The deeper you play a game, the more you want to retro-engineer, modify and hack into it, so you can customize it and make it your own.

How can we stem the more problematic uses of computer games, such as addiction, social isolation, and gambling, and steer people towards more constructive ways of playing?

That’s an important question. I think about games like images. There are images we would recognize as harmful, like child pornography or Nazi propaganda, and there are images that we may say are more beneficial and culturally meaningful. Many activities, including games, are problematic if done in excess, but virtually anything that’s positive can also become addictive. Like eating disorders, the question is, how do we help people with otherwise important activities for human existence?

Media creators need to think about the kind of content and patterns they are designing for.
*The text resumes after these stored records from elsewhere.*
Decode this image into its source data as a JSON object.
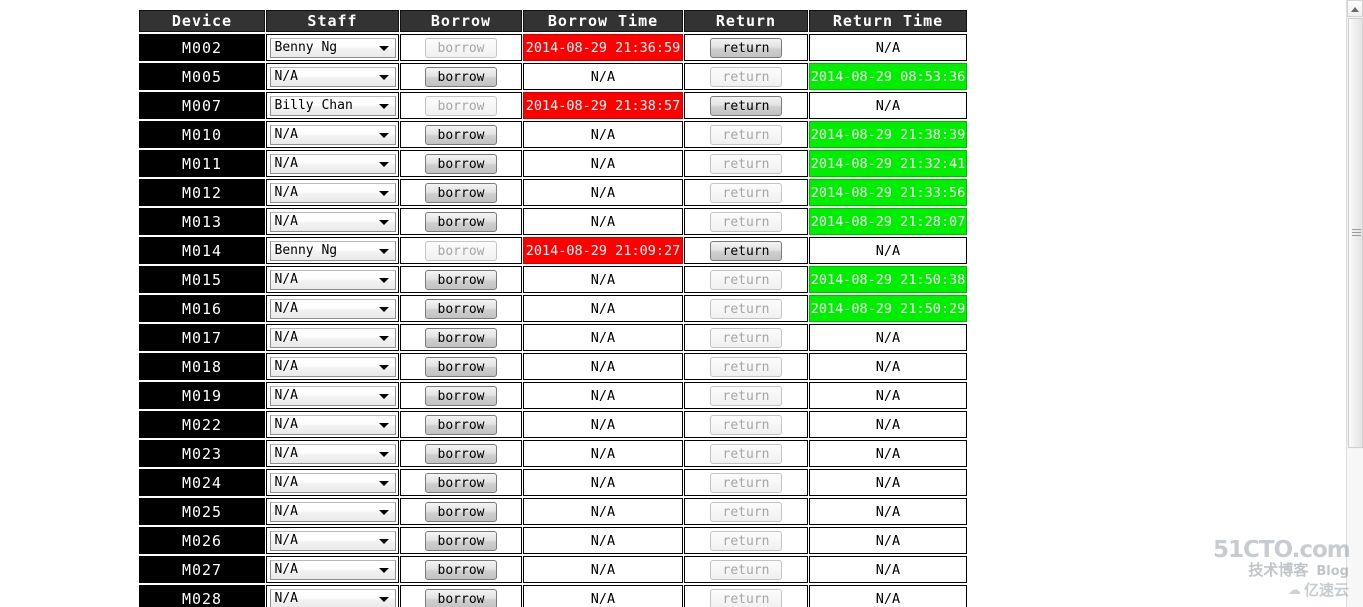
{
  "table": {
    "columns": [
      {
        "key": "device",
        "label": "Device"
      },
      {
        "key": "staff",
        "label": "Staff"
      },
      {
        "key": "borrow",
        "label": "Borrow"
      },
      {
        "key": "borrow_time",
        "label": "Borrow Time"
      },
      {
        "key": "return",
        "label": "Return"
      },
      {
        "key": "return_time",
        "label": "Return Time"
      }
    ],
    "borrow_button_label": "borrow",
    "return_button_label": "return",
    "na_text": "N/A",
    "select_arrow_icon": "chevron-down-icon",
    "rows": [
      {
        "device": "M002",
        "staff": "Benny Ng",
        "borrow_enabled": false,
        "borrow_time": "2014-08-29 21:36:59",
        "borrow_time_state": "red",
        "return_enabled": true,
        "return_time": "N/A",
        "return_time_state": "none"
      },
      {
        "device": "M005",
        "staff": "N/A",
        "borrow_enabled": true,
        "borrow_time": "N/A",
        "borrow_time_state": "none",
        "return_enabled": false,
        "return_time": "2014-08-29 08:53:36",
        "return_time_state": "green"
      },
      {
        "device": "M007",
        "staff": "Billy Chan",
        "borrow_enabled": false,
        "borrow_time": "2014-08-29 21:38:57",
        "borrow_time_state": "red",
        "return_enabled": true,
        "return_time": "N/A",
        "return_time_state": "none"
      },
      {
        "device": "M010",
        "staff": "N/A",
        "borrow_enabled": true,
        "borrow_time": "N/A",
        "borrow_time_state": "none",
        "return_enabled": false,
        "return_time": "2014-08-29 21:38:39",
        "return_time_state": "green"
      },
      {
        "device": "M011",
        "staff": "N/A",
        "borrow_enabled": true,
        "borrow_time": "N/A",
        "borrow_time_state": "none",
        "return_enabled": false,
        "return_time": "2014-08-29 21:32:41",
        "return_time_state": "green"
      },
      {
        "device": "M012",
        "staff": "N/A",
        "borrow_enabled": true,
        "borrow_time": "N/A",
        "borrow_time_state": "none",
        "return_enabled": false,
        "return_time": "2014-08-29 21:33:56",
        "return_time_state": "green"
      },
      {
        "device": "M013",
        "staff": "N/A",
        "borrow_enabled": true,
        "borrow_time": "N/A",
        "borrow_time_state": "none",
        "return_enabled": false,
        "return_time": "2014-08-29 21:28:07",
        "return_time_state": "green"
      },
      {
        "device": "M014",
        "staff": "Benny Ng",
        "borrow_enabled": false,
        "borrow_time": "2014-08-29 21:09:27",
        "borrow_time_state": "red",
        "return_enabled": true,
        "return_time": "N/A",
        "return_time_state": "none"
      },
      {
        "device": "M015",
        "staff": "N/A",
        "borrow_enabled": true,
        "borrow_time": "N/A",
        "borrow_time_state": "none",
        "return_enabled": false,
        "return_time": "2014-08-29 21:50:38",
        "return_time_state": "green"
      },
      {
        "device": "M016",
        "staff": "N/A",
        "borrow_enabled": true,
        "borrow_time": "N/A",
        "borrow_time_state": "none",
        "return_enabled": false,
        "return_time": "2014-08-29 21:50:29",
        "return_time_state": "green"
      },
      {
        "device": "M017",
        "staff": "N/A",
        "borrow_enabled": true,
        "borrow_time": "N/A",
        "borrow_time_state": "none",
        "return_enabled": false,
        "return_time": "N/A",
        "return_time_state": "none"
      },
      {
        "device": "M018",
        "staff": "N/A",
        "borrow_enabled": true,
        "borrow_time": "N/A",
        "borrow_time_state": "none",
        "return_enabled": false,
        "return_time": "N/A",
        "return_time_state": "none"
      },
      {
        "device": "M019",
        "staff": "N/A",
        "borrow_enabled": true,
        "borrow_time": "N/A",
        "borrow_time_state": "none",
        "return_enabled": false,
        "return_time": "N/A",
        "return_time_state": "none"
      },
      {
        "device": "M022",
        "staff": "N/A",
        "borrow_enabled": true,
        "borrow_time": "N/A",
        "borrow_time_state": "none",
        "return_enabled": false,
        "return_time": "N/A",
        "return_time_state": "none"
      },
      {
        "device": "M023",
        "staff": "N/A",
        "borrow_enabled": true,
        "borrow_time": "N/A",
        "borrow_time_state": "none",
        "return_enabled": false,
        "return_time": "N/A",
        "return_time_state": "none"
      },
      {
        "device": "M024",
        "staff": "N/A",
        "borrow_enabled": true,
        "borrow_time": "N/A",
        "borrow_time_state": "none",
        "return_enabled": false,
        "return_time": "N/A",
        "return_time_state": "none"
      },
      {
        "device": "M025",
        "staff": "N/A",
        "borrow_enabled": true,
        "borrow_time": "N/A",
        "borrow_time_state": "none",
        "return_enabled": false,
        "return_time": "N/A",
        "return_time_state": "none"
      },
      {
        "device": "M026",
        "staff": "N/A",
        "borrow_enabled": true,
        "borrow_time": "N/A",
        "borrow_time_state": "none",
        "return_enabled": false,
        "return_time": "N/A",
        "return_time_state": "none"
      },
      {
        "device": "M027",
        "staff": "N/A",
        "borrow_enabled": true,
        "borrow_time": "N/A",
        "borrow_time_state": "none",
        "return_enabled": false,
        "return_time": "N/A",
        "return_time_state": "none"
      },
      {
        "device": "M028",
        "staff": "N/A",
        "borrow_enabled": true,
        "borrow_time": "N/A",
        "borrow_time_state": "none",
        "return_enabled": false,
        "return_time": "N/A",
        "return_time_state": "none"
      }
    ]
  },
  "scrollbar": {
    "up_arrow_icon": "triangle-up-icon",
    "grip_icon": "grip-lines-icon"
  },
  "watermark": {
    "main": "51CTO.com",
    "sub": "技术博客",
    "blog": "Blog",
    "cloud_icon": "cloud-icon",
    "cloud": "亿速云"
  },
  "colors": {
    "header_bg": "#333333",
    "device_bg": "#000000",
    "borrowed_red": "#ff0000",
    "returned_green": "#00ee00",
    "page_bg": "#ffffff"
  }
}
There can be revenue models that can be exploitative to get people hooked or enticing them to pay more.

Do you worry about people, particularly children, spending a lot of time interacting with highly commercial and potentially exploitative computer games?

That’s an important concern, but a problem with our culture in general. One hundred years ago, children had a much less corporatized playing experience, roaming around the neighborhood and having adventures. Now they’re much more moderated by parents and the media environment they inhabit. Pokemon, Minecraft, Barb, and Disney princesses are now an indelible part of childhood.

But there are also seeds of hope in games. The deeper you play a game, the more you want to retro-engineer, modify, and hack into it, so you can customize it and make it your own. Many games blur the line between producers and consumers — Minecraft is a good example of that.

So games can provide new models for the way we engage with media that are not just centralized media broadcast messages to an audience, but a much more modular and participatory way of interacting, like social media.

What does the future hold?

What’s exciting for me is that gaming is a cultural form which is reinventing itself every several years. But the watchword of our time is not forgetting the human element, so that games don’t become overrun by the interest of contemporary hypercapitalism. At the NYU Game Center, we try to embed these human values and responsibility, saying to our students, that they’re inventing the culture for the next 100 years.